We could build a retirement home in a farmer’s field on top of a mountain and it would fill up …” – Peter Gaskill.

In a series of articles written  in May 2012, by Business in Vancouver, in conjunction with a CBC investigation, on the state of seniors care in BC, Mr. Gaskill, President of Pacific Arbour Retirement Communities, explains how the retirement community business has changed in North America. “We told everybody it’s an unending demand … Well, that just wasn’t the case … people didn’t look at the details.”

“In Victoria, the seniors who would move into a retirement home, that demographic is on the decline … there’s fewer of them each year, “ said Gaskill.  “The baby boomers only just hit 65. They don’t move into retirement homes for another 20 years; it’s easy to forget that.”

On a recent talk show interview, Bill Good asks Mr. Gaskill, “Is this an exclusive care home?”  Gaskill explains that residents will pay for the cost of services provided.  He further states that, “we respond to the neighbourhoods that we build in”, meaning that they build to a cost level that the community will bear. He has previously explained that there is no profit in care homes. He will build an independent living residence. But, is this what the community needs?

On the one hand, it would appear that he says expensive, independent seniors residences are less in demand than previously thought, and on the other hand he indicates that he must build 130 units in Dunbar to make his business model profitable. His past remarks seem to be at odds with his current beliefs. We must ask again of Mr. Gaskill, “Do you have the right profit numbers in your proposal?”  Have you looked into the details?

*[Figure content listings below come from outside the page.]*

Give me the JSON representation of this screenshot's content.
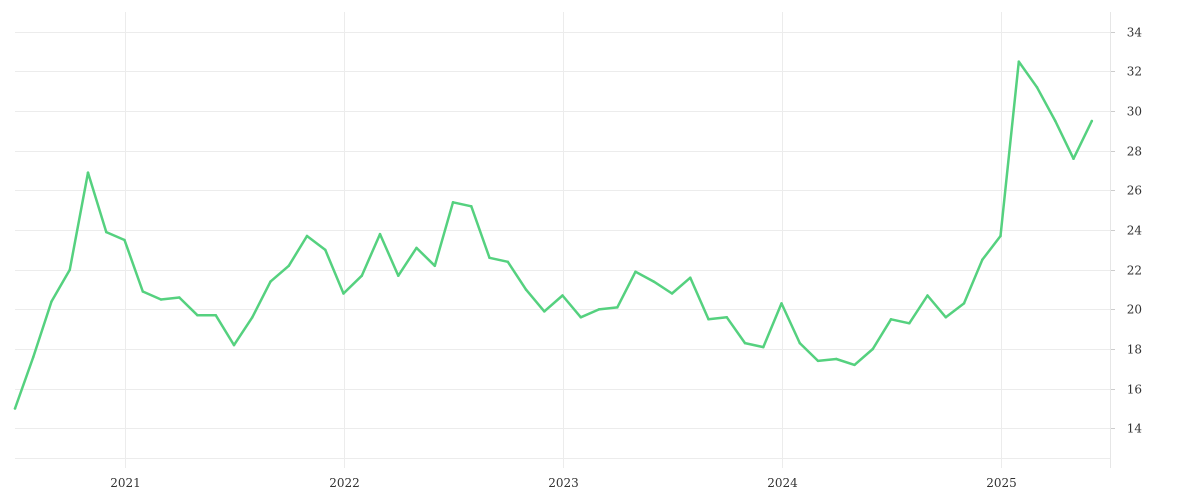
{
  "chart_data": {
    "type": "line",
    "title": "",
    "xlabel": "",
    "ylabel": "",
    "xlim": [
      "2020-07",
      "2025-07"
    ],
    "ylim": [
      12,
      35
    ],
    "x_ticks": [
      {
        "value": "2021-01",
        "label": "2021"
      },
      {
        "value": "2022-01",
        "label": "2022"
      },
      {
        "value": "2023-01",
        "label": "2023"
      },
      {
        "value": "2024-01",
        "label": "2024"
      },
      {
        "value": "2025-01",
        "label": "2025"
      }
    ],
    "y_ticks": [
      14,
      16,
      18,
      20,
      22,
      24,
      26,
      28,
      30,
      32,
      34
    ],
    "grid": true,
    "y_axis_side": "right",
    "legend": "none",
    "series": [
      {
        "color": "#55d17f",
        "x": [
          "2020-07",
          "2020-08",
          "2020-09",
          "2020-10",
          "2020-11",
          "2020-12",
          "2021-01",
          "2021-02",
          "2021-03",
          "2021-04",
          "2021-05",
          "2021-06",
          "2021-07",
          "2021-08",
          "2021-09",
          "2021-10",
          "2021-11",
          "2021-12",
          "2022-01",
          "2022-02",
          "2022-03",
          "2022-04",
          "2022-05",
          "2022-06",
          "2022-07",
          "2022-08",
          "2022-09",
          "2022-10",
          "2022-11",
          "2022-12",
          "2023-01",
          "2023-02",
          "2023-03",
          "2023-04",
          "2023-05",
          "2023-06",
          "2023-07",
          "2023-08",
          "2023-09",
          "2023-10",
          "2023-11",
          "2023-12",
          "2024-01",
          "2024-02",
          "2024-03",
          "2024-04",
          "2024-05",
          "2024-06",
          "2024-07",
          "2024-08",
          "2024-09",
          "2024-10",
          "2024-11",
          "2024-12",
          "2025-01",
          "2025-02",
          "2025-03",
          "2025-04",
          "2025-05",
          "2025-06"
        ],
        "values": [
          15.0,
          17.6,
          20.4,
          22.0,
          26.9,
          23.9,
          23.5,
          20.9,
          20.5,
          20.6,
          19.7,
          19.7,
          18.2,
          19.6,
          21.4,
          22.2,
          23.7,
          23.0,
          20.8,
          21.7,
          23.8,
          21.7,
          23.1,
          22.2,
          25.4,
          25.2,
          22.6,
          22.4,
          21.0,
          19.9,
          20.7,
          19.6,
          20.0,
          20.1,
          21.9,
          21.4,
          20.8,
          21.6,
          19.5,
          19.6,
          18.3,
          18.1,
          20.3,
          18.3,
          17.4,
          17.5,
          17.2,
          18.0,
          19.5,
          19.3,
          20.7,
          19.6,
          20.3,
          22.5,
          23.7,
          32.5,
          31.2,
          29.5,
          27.6,
          29.5
        ]
      }
    ]
  }
}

Reading the series of BIV articles captioned the “Grey Area”, it is clear Dunbar, like the rest of the province, needs seniors care homes in contrast to expensive, independent living residences. The effect of this need is brought home in this interview with Rebecca Maurer. She talks about the struggle to find care for her mother in this article. (For those with appropriate browsers, her CBC interview link follows:)

Rebecca Maurer

In spite of this discussion, the Mayor of Vancouver and his Vision council seem blindly interested in all the independent seniors residences that Pacific Arbour can supply (it’s good optics). However, when resources like this neighbourhood’s land are so dear, have we, as a community, carefully weighed our options and considered what is most appropriate for the needs of our aging population?